Btw I'm surprised you needed -M, since I thought jq would suppress colors if it saw it wasn't writing to a tty.
Even when reading the article I thought about it :)
echo 1152921504606846976 | jq
Here's the epic jwz rant on it:
with Brendan Eich chiming in:
>JSON is agnostic about the semantics of numbers ... JSON instead offers only the representation of numbers that humans use: a sequence of digits.
So... anything is valid, per the spec.
> echo 1152921504606846976 | python -c 'import sys, json; print(json.load(sys.stdin))'
It's less "interoperable" but not strictly invalid, by my read.
Still interesting to know it's not just a jq quirk.
I can't help wondering, if you control the code that generates the JSON, why not output in a conservative, consistent format? I'm sure there are pros/cons, but this work would allow something like `diff` to work, and then you don't have to maintain a separate utility.
The new export process is much more reliable and a _lot_ faster, but as a side effect of doing things in a different way it generated the export file in a different format. Given that the order of objects in an export file and the order of keys/etc in the JSON objects didn't matter for anything except comparing the two processes, I figured it was simpler to put the normalization logic in the one-off tool vs baking it into our export process. But certainly if we were maintaining both exports in an ongoing fashion and validating them against each other, it would make a lot more sense to spend time making sure they generated objects and keys in the same order.
If you are going to process this amount of data, don't load it all into memory and process line by line. Also do that concurrently if you have more than one CPU core available. I've done this with ruby, python, Java, and misc shell tools like jq. Use what you are comfortable with and what gets results quickly.
One neat trick with jq is to use it to convert json objects to csv and to then pipe that into csvkit for some quick and dirty sql querying. Generally gets tedious beyond a few hundred MB. I recommend switching to Athena or something similar if that becomes a regular thing for you.

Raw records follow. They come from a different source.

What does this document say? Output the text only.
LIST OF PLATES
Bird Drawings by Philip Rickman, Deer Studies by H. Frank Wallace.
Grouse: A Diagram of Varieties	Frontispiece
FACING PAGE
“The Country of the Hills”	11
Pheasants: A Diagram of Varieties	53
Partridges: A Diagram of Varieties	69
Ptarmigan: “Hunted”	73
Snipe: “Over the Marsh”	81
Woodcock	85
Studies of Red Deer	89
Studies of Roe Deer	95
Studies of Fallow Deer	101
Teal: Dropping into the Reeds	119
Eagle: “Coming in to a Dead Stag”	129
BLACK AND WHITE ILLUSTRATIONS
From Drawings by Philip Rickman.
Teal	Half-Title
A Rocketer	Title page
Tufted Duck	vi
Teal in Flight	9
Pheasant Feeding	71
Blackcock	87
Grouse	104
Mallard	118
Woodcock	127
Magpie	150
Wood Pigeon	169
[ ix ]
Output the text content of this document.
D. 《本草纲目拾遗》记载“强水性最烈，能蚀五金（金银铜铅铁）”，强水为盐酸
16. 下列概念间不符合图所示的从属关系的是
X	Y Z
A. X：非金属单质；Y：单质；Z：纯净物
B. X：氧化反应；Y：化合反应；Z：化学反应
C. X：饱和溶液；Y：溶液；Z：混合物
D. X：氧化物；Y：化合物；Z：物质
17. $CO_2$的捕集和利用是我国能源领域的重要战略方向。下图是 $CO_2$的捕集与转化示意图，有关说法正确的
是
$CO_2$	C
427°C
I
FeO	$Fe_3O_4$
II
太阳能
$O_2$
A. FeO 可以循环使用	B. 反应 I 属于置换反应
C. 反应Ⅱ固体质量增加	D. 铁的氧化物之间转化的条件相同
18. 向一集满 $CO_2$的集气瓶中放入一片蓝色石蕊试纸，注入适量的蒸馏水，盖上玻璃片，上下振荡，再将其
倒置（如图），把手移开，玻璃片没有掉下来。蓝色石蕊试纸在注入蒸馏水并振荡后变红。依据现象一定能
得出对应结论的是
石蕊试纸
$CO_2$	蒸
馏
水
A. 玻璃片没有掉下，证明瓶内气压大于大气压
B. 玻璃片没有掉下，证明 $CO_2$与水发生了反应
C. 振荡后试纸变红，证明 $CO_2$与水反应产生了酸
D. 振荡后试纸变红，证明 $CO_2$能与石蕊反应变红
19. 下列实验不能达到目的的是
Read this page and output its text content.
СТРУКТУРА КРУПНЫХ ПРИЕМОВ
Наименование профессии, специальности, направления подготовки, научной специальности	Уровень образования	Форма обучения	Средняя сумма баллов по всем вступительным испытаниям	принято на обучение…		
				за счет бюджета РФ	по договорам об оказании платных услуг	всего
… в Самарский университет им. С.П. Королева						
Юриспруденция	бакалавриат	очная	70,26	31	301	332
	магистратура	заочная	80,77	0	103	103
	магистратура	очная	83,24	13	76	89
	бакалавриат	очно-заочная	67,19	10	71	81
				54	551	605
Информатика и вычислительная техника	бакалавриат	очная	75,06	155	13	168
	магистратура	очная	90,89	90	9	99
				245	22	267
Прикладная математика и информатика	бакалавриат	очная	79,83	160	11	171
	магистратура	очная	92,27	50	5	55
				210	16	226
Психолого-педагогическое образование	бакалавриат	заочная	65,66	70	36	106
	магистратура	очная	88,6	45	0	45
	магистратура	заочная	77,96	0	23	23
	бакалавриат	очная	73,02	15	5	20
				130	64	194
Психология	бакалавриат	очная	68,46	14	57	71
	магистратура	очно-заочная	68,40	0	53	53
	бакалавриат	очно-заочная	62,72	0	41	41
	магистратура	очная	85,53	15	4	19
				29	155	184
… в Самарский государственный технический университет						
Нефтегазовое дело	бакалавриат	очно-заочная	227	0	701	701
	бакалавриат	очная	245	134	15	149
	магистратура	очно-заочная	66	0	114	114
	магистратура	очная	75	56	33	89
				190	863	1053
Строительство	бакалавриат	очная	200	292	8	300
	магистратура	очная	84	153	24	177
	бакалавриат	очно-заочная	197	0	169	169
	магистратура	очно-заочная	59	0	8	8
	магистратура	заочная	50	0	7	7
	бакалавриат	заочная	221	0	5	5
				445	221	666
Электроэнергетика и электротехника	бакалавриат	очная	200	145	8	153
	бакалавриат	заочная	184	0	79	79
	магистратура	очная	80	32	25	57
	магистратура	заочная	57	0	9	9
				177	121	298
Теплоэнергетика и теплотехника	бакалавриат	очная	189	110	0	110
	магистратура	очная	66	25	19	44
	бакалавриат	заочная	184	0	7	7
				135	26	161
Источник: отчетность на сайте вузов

I am on the edge of my seat now.
Would you mind listing which libraries are much (say, an order of magnitude) faster?
Use a streaming JSON parser, and compare them token by token unless/until they diverge, at which point you take whatever actual suitable to identify the delta.
Parsing it into a tree may be necessary if you want to do more complex comparisons (such as sorting child objects etc.), but even then depending on your need you may well be better off storing offsets into the file depending on your requirements.
https://github.com/lloyd/yajl is an example of a streaming JSON parser (caveat: I've not benchmarked it at all), but JSON is simple enough to write one specifically to handle two streams.
It doesn't parallelize, and you'd need memory enough for the entire structure, but of course Rust doesn't have GC overhead. You could trivially parse both files in parallel, at least.
(2) Try using streaming API (I don't know Ruby, but quick google found https://github.com/dgraham/json-stream ).
Note that this method will require you to massively restructure your program -- you want to avoid having all of the data in memory at once.
The streaming API might work better with jq-based preprocessing -- for example, if you want to compare two unsorted sets, it may be faster to sort them using jq, then compare line-by-line using streaming API.
That's an important caveat. Python's C JSON parser library is super-fast, but if you want to use the data for anything but a simple equality check afterwards, it'll be slow as molasses.
Or you'll write a C extension for it...
Key takeaway: next time, start with the second thought first and save yourself well over an hour!
I replaced a bunch of bespoke ETL code with shell scripts. grep, sed, jq, xsv, psql, etc. Fast, efficient, iterative, inspectable, portable.
Alas, most everyone else insists on python, nodejs, ruby, AWS Lambda, jenkins goo, misc mayfly tech stacks. So my "use the most simple tool that works" advocacy has never gained traction.
It attempts to address a similar problem (comparing json or subsets of json), but I wanted the structure of what was being compared to be more readable (compared to jq), so I went with graphql syntax. Doubt it would do great on larger datasets though.
But, in practice, you have a downstream consumer of this data format (Apple in this case..).. Validating the old and new formats are functionally identical is just as important as validating the new format matches the upstream source of truth :)
Not sure how it'd handle comparing 5GB files though.
It has a JSON pull parser to minimize memory usage which is useful for memory constraint environment but at the expense of less performant. If that could be split up with fork Crystal processes, I believe it's feasible.
In theory a truly specific program could work better. In practise, the broad scope of jq allows you to discover the operations you need and respond to changes in requirements without being locked into custom code, and any given programmer probably couldn't do the same job better.
As you say, jq's power is that it is an expressive language, and it's much much easier to write jq programs that work than it is to write C/C++ programs as needed that do the same or similar work.
A much simpler way to do this is simply to hash the files, for example using sha256sum, which AFAIK ships with just about every Linux distro. Then just compare the hashes.